The centre started with three positions ten years ago. Now there are ten members of staff on the team, including language assistant Jiaoyi Chen, who is also planning to complete a doctoral degree. Founding director Angelika Messner is delighted with the success of the team. Among its latest achievements is the centre's classification as an officially certified centre for the Chinese language proficiency test HSK (Hànyǔ Shuǐpíng Kǎoshì). This summer semester, examinations at different levels for the internationally recognised, standardised test for Chinese as a Foreign Language will be taken for the first time in Kiel.
The centre has a wide range of crossovers and interconnections: over the last decade, the centre, which is part of the Faculty of Arts and Humanities, has organised many conferences, presentations, discussions and workshops on subjects such as "Asian medical concepts", "Plant breeding partnerships with China" and "China's economy". It also has contacts with Chinese universities.

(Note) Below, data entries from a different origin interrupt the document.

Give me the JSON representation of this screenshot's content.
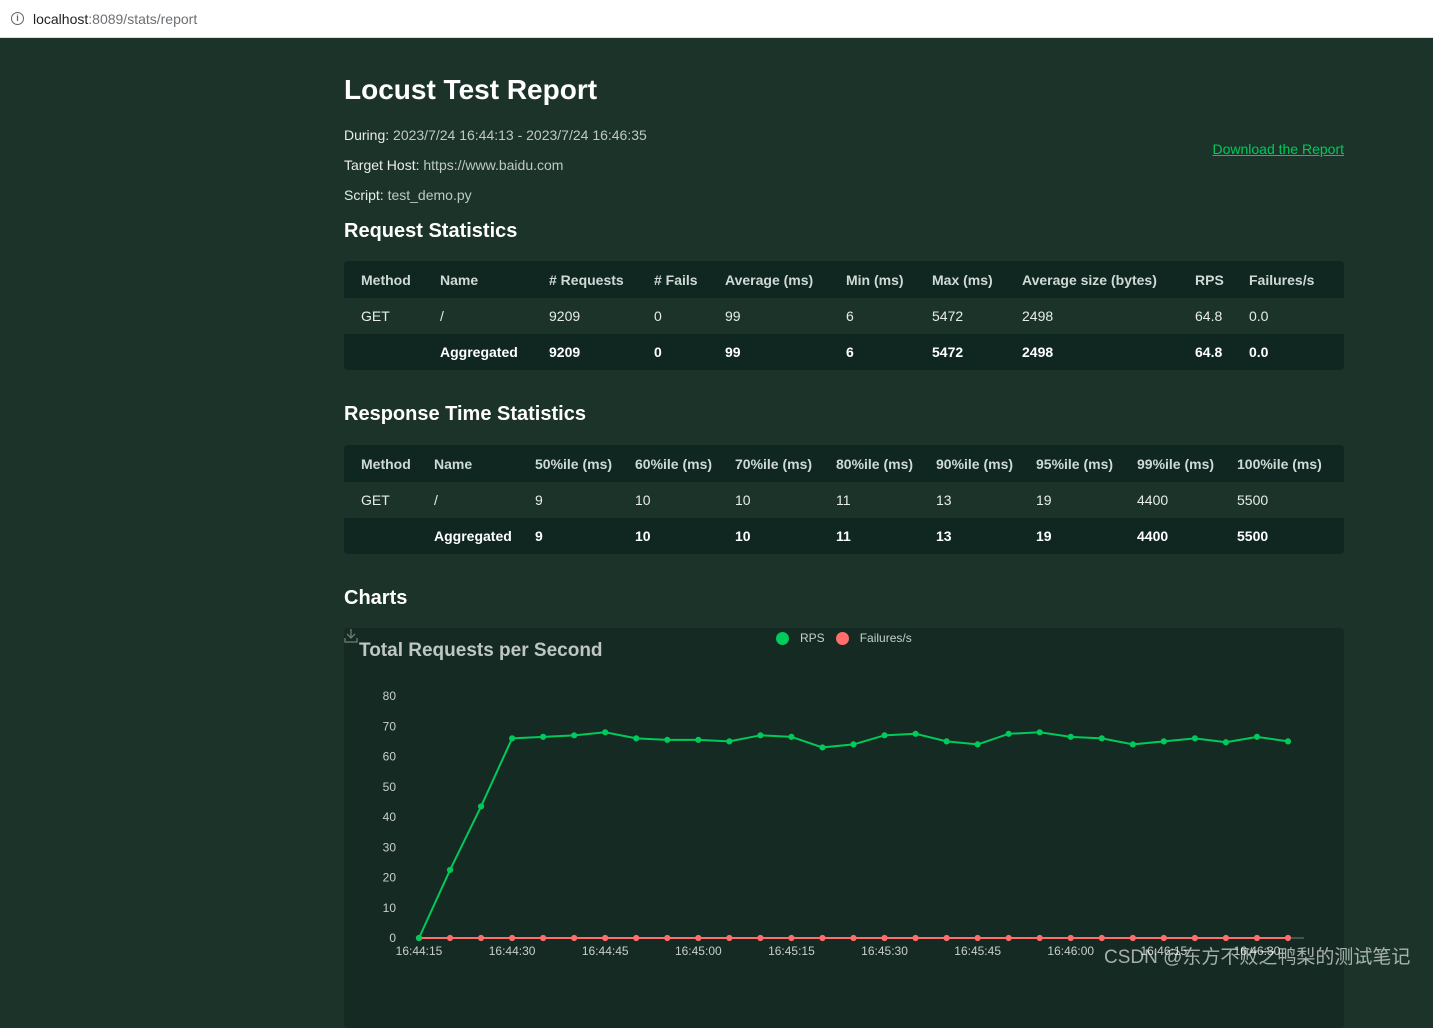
{
  "browser": {
    "url_host": "localhost",
    "url_rest": ":8089/stats/report"
  },
  "report": {
    "title": "Locust Test Report",
    "during_label": "During:",
    "during_value": "2023/7/24 16:44:13 - 2023/7/24 16:46:35",
    "host_label": "Target Host:",
    "host_value": "https://www.baidu.com",
    "script_label": "Script:",
    "script_value": "test_demo.py",
    "download_label": "Download the Report"
  },
  "request_stats": {
    "title": "Request Statistics",
    "headers": [
      "Method",
      "Name",
      "# Requests",
      "# Fails",
      "Average (ms)",
      "Min (ms)",
      "Max (ms)",
      "Average size (bytes)",
      "RPS",
      "Failures/s"
    ],
    "rows": [
      [
        "GET",
        "/",
        "9209",
        "0",
        "99",
        "6",
        "5472",
        "2498",
        "64.8",
        "0.0"
      ]
    ],
    "aggregated": [
      "",
      "Aggregated",
      "9209",
      "0",
      "99",
      "6",
      "5472",
      "2498",
      "64.8",
      "0.0"
    ]
  },
  "response_stats": {
    "title": "Response Time Statistics",
    "headers": [
      "Method",
      "Name",
      "50%ile (ms)",
      "60%ile (ms)",
      "70%ile (ms)",
      "80%ile (ms)",
      "90%ile (ms)",
      "95%ile (ms)",
      "99%ile (ms)",
      "100%ile (ms)"
    ],
    "rows": [
      [
        "GET",
        "/",
        "9",
        "10",
        "10",
        "11",
        "13",
        "19",
        "4400",
        "5500"
      ]
    ],
    "aggregated": [
      "",
      "Aggregated",
      "9",
      "10",
      "10",
      "11",
      "13",
      "19",
      "4400",
      "5500"
    ]
  },
  "charts": {
    "title": "Charts",
    "save_icon": "download-icon"
  },
  "chart_data": {
    "type": "line",
    "title": "Total Requests per Second",
    "x": [
      "16:44:15",
      "16:44:20",
      "16:44:25",
      "16:44:30",
      "16:44:35",
      "16:44:40",
      "16:44:45",
      "16:44:50",
      "16:44:55",
      "16:45:00",
      "16:45:05",
      "16:45:10",
      "16:45:15",
      "16:45:20",
      "16:45:25",
      "16:45:30",
      "16:45:35",
      "16:45:40",
      "16:45:45",
      "16:45:50",
      "16:45:55",
      "16:46:00",
      "16:46:05",
      "16:46:10",
      "16:46:15",
      "16:46:20",
      "16:46:25",
      "16:46:30",
      "16:46:35"
    ],
    "x_tick_labels": [
      "16:44:15",
      "16:44:30",
      "16:44:45",
      "16:45:00",
      "16:45:15",
      "16:45:30",
      "16:45:45",
      "16:46:00",
      "16:46:15",
      "16:46:30"
    ],
    "series": [
      {
        "name": "RPS",
        "color": "#00ca5a",
        "values": [
          0,
          22.5,
          43.5,
          66,
          66.5,
          67,
          68,
          66,
          65.5,
          65.5,
          65,
          67,
          66.5,
          63,
          64,
          67,
          67.5,
          65,
          64,
          67.5,
          68,
          66.5,
          66,
          64,
          65,
          66,
          64.7,
          66.5,
          65
        ]
      },
      {
        "name": "Failures/s",
        "color": "#ff6d6d",
        "values": [
          0,
          0,
          0,
          0,
          0,
          0,
          0,
          0,
          0,
          0,
          0,
          0,
          0,
          0,
          0,
          0,
          0,
          0,
          0,
          0,
          0,
          0,
          0,
          0,
          0,
          0,
          0,
          0,
          0
        ]
      }
    ],
    "ylim": [
      0,
      80
    ],
    "yticks": [
      0,
      10,
      20,
      30,
      40,
      50,
      60,
      70,
      80
    ],
    "legend_position": "top-center"
  },
  "watermark": "CSDN @东方不败之鸭梨的测试笔记"
}
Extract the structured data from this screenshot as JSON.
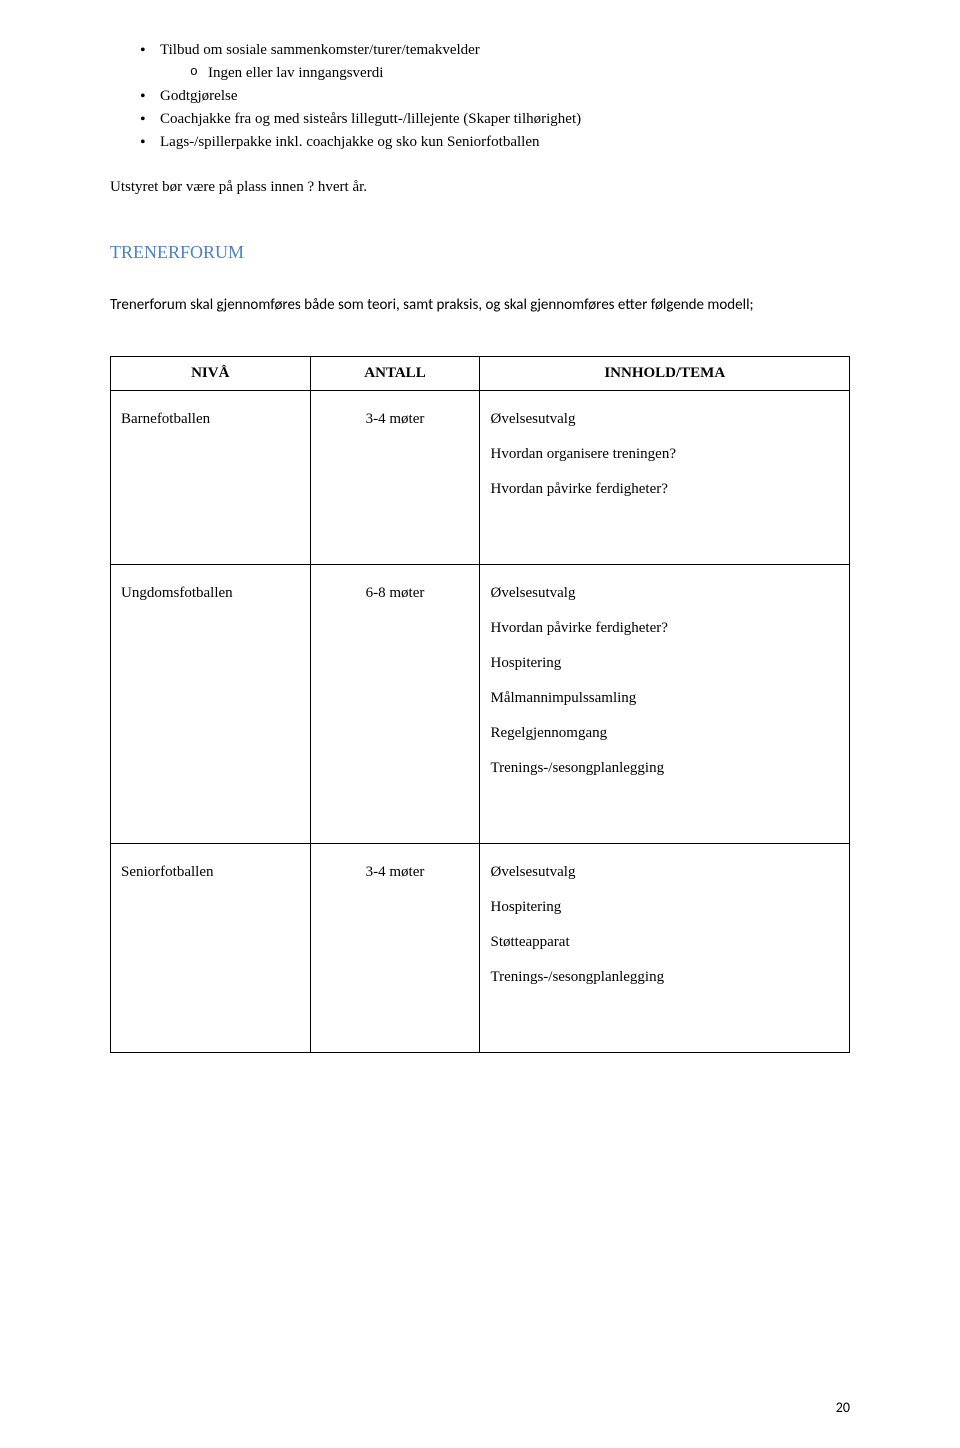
{
  "bullets": {
    "items": [
      {
        "text": "Tilbud om sosiale sammenkomster/turer/temakvelder",
        "sub": [
          {
            "text": "Ingen eller lav inngangsverdi"
          }
        ]
      },
      {
        "text": "Godtgjørelse"
      },
      {
        "text": "Coachjakke fra og med sisteårs lillegutt-/lillejente (Skaper tilhørighet)"
      },
      {
        "text": "Lags-/spillerpakke inkl. coachjakke og sko kun Seniorfotballen"
      }
    ]
  },
  "paragraph": "Utstyret bør være på plass innen ? hvert år.",
  "section": {
    "heading": "TRENERFORUM",
    "heading_color": "#4f81bd",
    "intro": "Trenerforum skal gjennomføres både som teori, samt praksis, og skal gjennomføres etter følgende modell;"
  },
  "table": {
    "headers": {
      "niva": "NIVÅ",
      "antall": "ANTALL",
      "innhold": "INNHOLD/TEMA"
    },
    "rows": [
      {
        "niva": "Barnefotballen",
        "antall": "3-4 møter",
        "innhold": [
          "Øvelsesutvalg",
          "Hvordan organisere treningen?",
          "Hvordan påvirke ferdigheter?"
        ]
      },
      {
        "niva": "Ungdomsfotballen",
        "antall": "6-8 møter",
        "innhold": [
          "Øvelsesutvalg",
          "Hvordan påvirke ferdigheter?",
          "Hospitering",
          "Målmannimpulssamling",
          "Regelgjennomgang",
          "Trenings-/sesongplanlegging"
        ]
      },
      {
        "niva": "Seniorfotballen",
        "antall": "3-4 møter",
        "innhold": [
          "Øvelsesutvalg",
          "Hospitering",
          "Støtteapparat",
          "Trenings-/sesongplanlegging"
        ]
      }
    ]
  },
  "page_number": "20"
}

The centre will celebrate its 10th anniversary on 9 and 10 December: the annual conference of the German Association of Chinese Studies, which is attended by sinologists from throughout the German-speaking region, will be held for the first time in Kiel and will focus on the subject of sustainability.
Author: Annette Göder
Professor Angelika Messner is director of the China Centre Kiel at the CAU and, among other things, member of the Ethics Commission and the Gustav-Radbruch-Network at Kiel University, President of the International Association for the Study of Traditional Asian Medicine, member of the interdisciplinary working group "Zukunft der Medizin: Gesundheit für alle" (The Future of Medicine: Good Health for All) at the Berlin-Brandenburg Academy of Sciences and Humanities as well as an elected member of the European Academy of Sciences and Arts.